Elvi melanjutkan, dari aspek perancangan fisik konsep fasilitas yang ditawarkan terintegrasi dengan skema pengolahan sampah dan konsep bangunan merespon kondisi sekitar. Semisal menyesuaikan dengan perumahan ataupun penyesuaian fungsi aktivitas untuk di taman.
“Peserta merancang dari sisi aksesibiltasnya dan taman itu unsur estetika harus menonjol. Atau mendorong agar masyarakat untuk tertarik mengolah sampah atau membuang sampah pada tempatnya,” lanjutnya.

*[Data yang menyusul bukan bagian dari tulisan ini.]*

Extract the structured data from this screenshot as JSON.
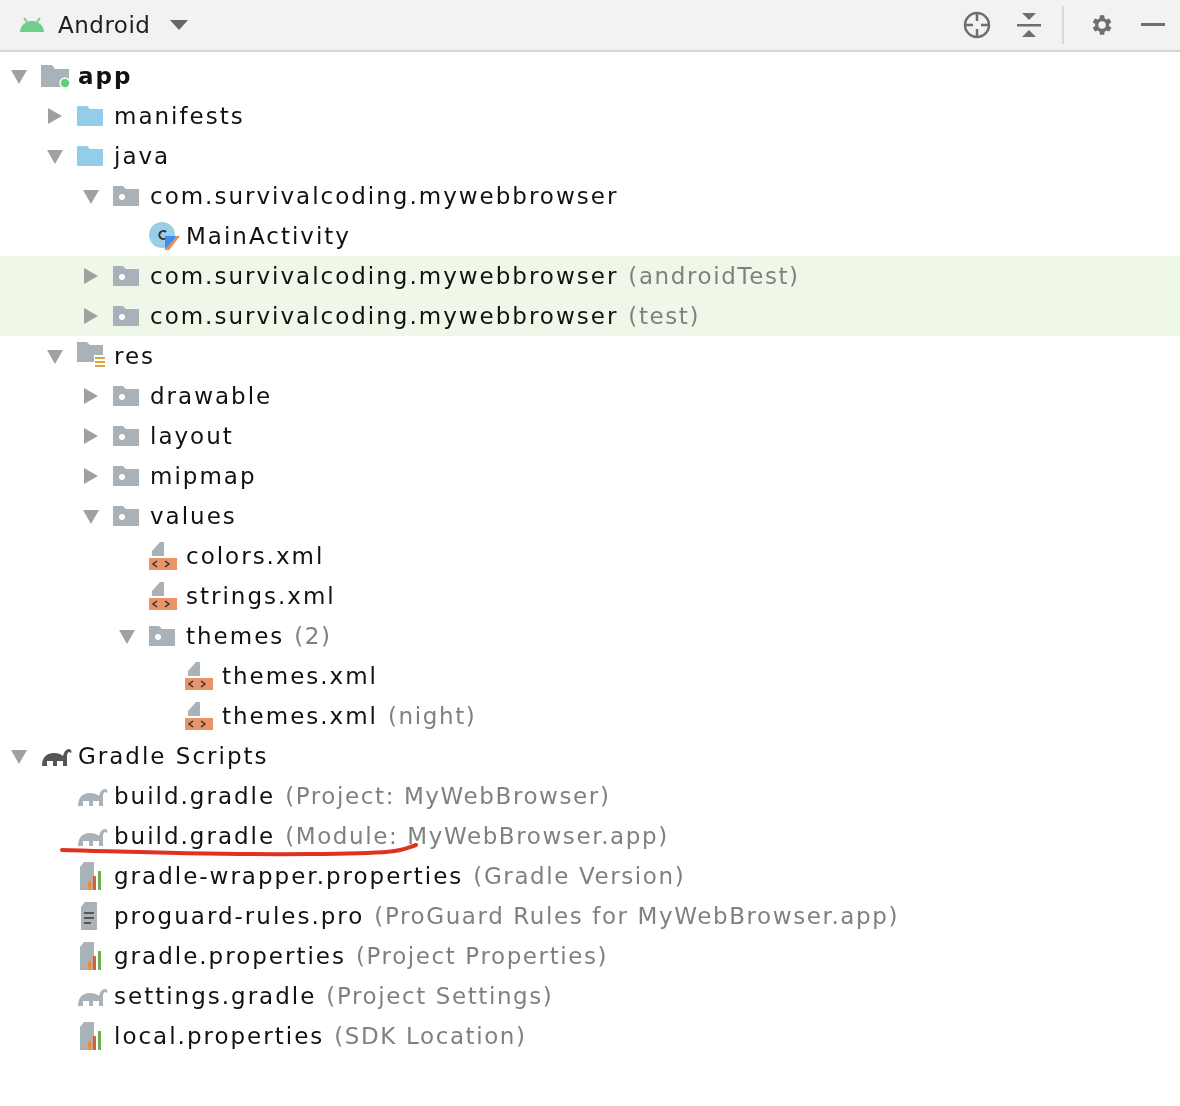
{
  "toolbar": {
    "view": "Android"
  },
  "tree": [
    {
      "label": "app",
      "kind": "module-folder",
      "bold": true,
      "expanded": true,
      "highlighted": false,
      "children": [
        {
          "label": "manifests",
          "kind": "source-folder",
          "expanded": false,
          "highlighted": false
        },
        {
          "label": "java",
          "kind": "source-folder",
          "expanded": true,
          "highlighted": false,
          "children": [
            {
              "label": "com.survivalcoding.mywebbrowser",
              "kind": "package",
              "expanded": true,
              "highlighted": false,
              "children": [
                {
                  "label": "MainActivity",
                  "kind": "kotlin-class",
                  "highlighted": false
                }
              ]
            },
            {
              "label": "com.survivalcoding.mywebbrowser",
              "hint": "(androidTest)",
              "kind": "package",
              "expanded": false,
              "highlighted": true
            },
            {
              "label": "com.survivalcoding.mywebbrowser",
              "hint": "(test)",
              "kind": "package",
              "expanded": false,
              "highlighted": true
            }
          ]
        },
        {
          "label": "res",
          "kind": "res-folder",
          "expanded": true,
          "highlighted": false,
          "children": [
            {
              "label": "drawable",
              "kind": "package",
              "expanded": false,
              "highlighted": false
            },
            {
              "label": "layout",
              "kind": "package",
              "expanded": false,
              "highlighted": false
            },
            {
              "label": "mipmap",
              "kind": "package",
              "expanded": false,
              "highlighted": false
            },
            {
              "label": "values",
              "kind": "package",
              "expanded": true,
              "highlighted": false,
              "children": [
                {
                  "label": "colors.xml",
                  "kind": "xml",
                  "highlighted": false
                },
                {
                  "label": "strings.xml",
                  "kind": "xml",
                  "highlighted": false
                },
                {
                  "label": "themes",
                  "hint": "(2)",
                  "kind": "package",
                  "expanded": true,
                  "highlighted": false,
                  "children": [
                    {
                      "label": "themes.xml",
                      "kind": "xml",
                      "highlighted": false
                    },
                    {
                      "label": "themes.xml",
                      "hint": "(night)",
                      "kind": "xml",
                      "highlighted": false
                    }
                  ]
                }
              ]
            }
          ]
        }
      ]
    },
    {
      "label": "Gradle Scripts",
      "kind": "gradle-group",
      "expanded": true,
      "highlighted": false,
      "children": [
        {
          "label": "build.gradle",
          "hint": "(Project: MyWebBrowser)",
          "kind": "gradle",
          "highlighted": false
        },
        {
          "label": "build.gradle",
          "hint": "(Module: MyWebBrowser.app)",
          "kind": "gradle",
          "highlighted": false,
          "underlined": true
        },
        {
          "label": "gradle-wrapper.properties",
          "hint": "(Gradle Version)",
          "kind": "properties",
          "highlighted": false
        },
        {
          "label": "proguard-rules.pro",
          "hint": "(ProGuard Rules for MyWebBrowser.app)",
          "kind": "text-file",
          "highlighted": false
        },
        {
          "label": "gradle.properties",
          "hint": "(Project Properties)",
          "kind": "properties",
          "highlighted": false
        },
        {
          "label": "settings.gradle",
          "hint": "(Project Settings)",
          "kind": "gradle",
          "highlighted": false
        },
        {
          "label": "local.properties",
          "hint": "(SDK Location)",
          "kind": "properties",
          "highlighted": false
        }
      ]
    }
  ]
}
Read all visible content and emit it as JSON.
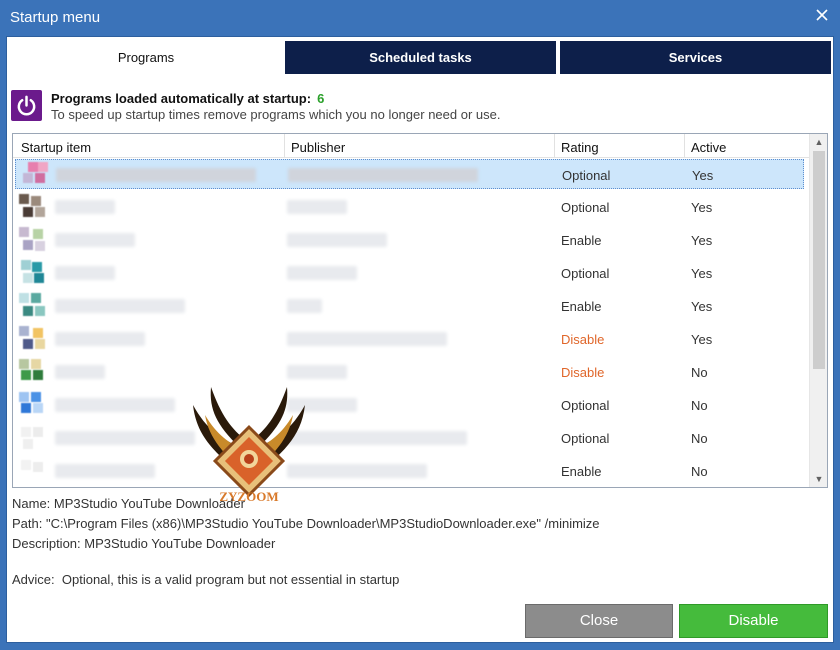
{
  "window": {
    "title": "Startup menu"
  },
  "tabs": [
    {
      "label": "Programs",
      "active": true
    },
    {
      "label": "Scheduled tasks",
      "active": false
    },
    {
      "label": "Services",
      "active": false
    }
  ],
  "header": {
    "title": "Programs loaded automatically at startup:",
    "count": "6",
    "subtitle": "To speed up startup times remove programs which you no longer need or use."
  },
  "table": {
    "columns": [
      "Startup item",
      "Publisher",
      "Rating",
      "Active"
    ],
    "rows": [
      {
        "rating": "Optional",
        "active": "Yes",
        "selected": true
      },
      {
        "rating": "Optional",
        "active": "Yes"
      },
      {
        "rating": "Enable",
        "active": "Yes"
      },
      {
        "rating": "Optional",
        "active": "Yes"
      },
      {
        "rating": "Enable",
        "active": "Yes"
      },
      {
        "rating": "Disable",
        "active": "Yes"
      },
      {
        "rating": "Disable",
        "active": "No"
      },
      {
        "rating": "Optional",
        "active": "No"
      },
      {
        "rating": "Optional",
        "active": "No"
      },
      {
        "rating": "Enable",
        "active": "No"
      }
    ]
  },
  "details": {
    "name": "Name: MP3Studio YouTube Downloader",
    "path": "Path: \"C:\\Program Files (x86)\\MP3Studio YouTube Downloader\\MP3StudioDownloader.exe\" /minimize",
    "description": "Description:  MP3Studio YouTube Downloader",
    "advice_label": "Advice:",
    "advice_text": "Optional,  this is a valid program but not essential in startup"
  },
  "buttons": {
    "close": "Close",
    "disable": "Disable"
  },
  "watermark": {
    "text": "ZYZOOM"
  },
  "colors": {
    "titlebar": "#3b73b9",
    "tab_inactive": "#0d1f4a",
    "count": "#2aa02a",
    "disable_rating": "#e0662a",
    "btn_close": "#8c8c8c",
    "btn_disable": "#45bb3c",
    "power_icon_bg": "#6b1a8c"
  },
  "icons": [
    "power-icon",
    "close-icon",
    "scroll-up-icon",
    "scroll-down-icon"
  ]
}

Utamanya, imbuh Elvi, desain fasilitas yang dirancang ini ramah lingkungan atau berwawasan hijau. Serta lebih terbuka agar bisa menjadi sumber edukasi dan informasi bagi masyarakat untuk tertarik mengelola sampah.
“Yang ditekankan fasilitas olah sampah bukan fasilitas yang disembunyikan. Sifatnya harus membuka bahwa fasilitas olah sampah adalah sesuatu proses yang harus kita terima. Karena sumber sampah dari kita sendiri kecuali tanaman dari vegetasi. Open itu masyarakat bisa melihat prosesnya dan benefit yang bisa didapatkan,” bebernya.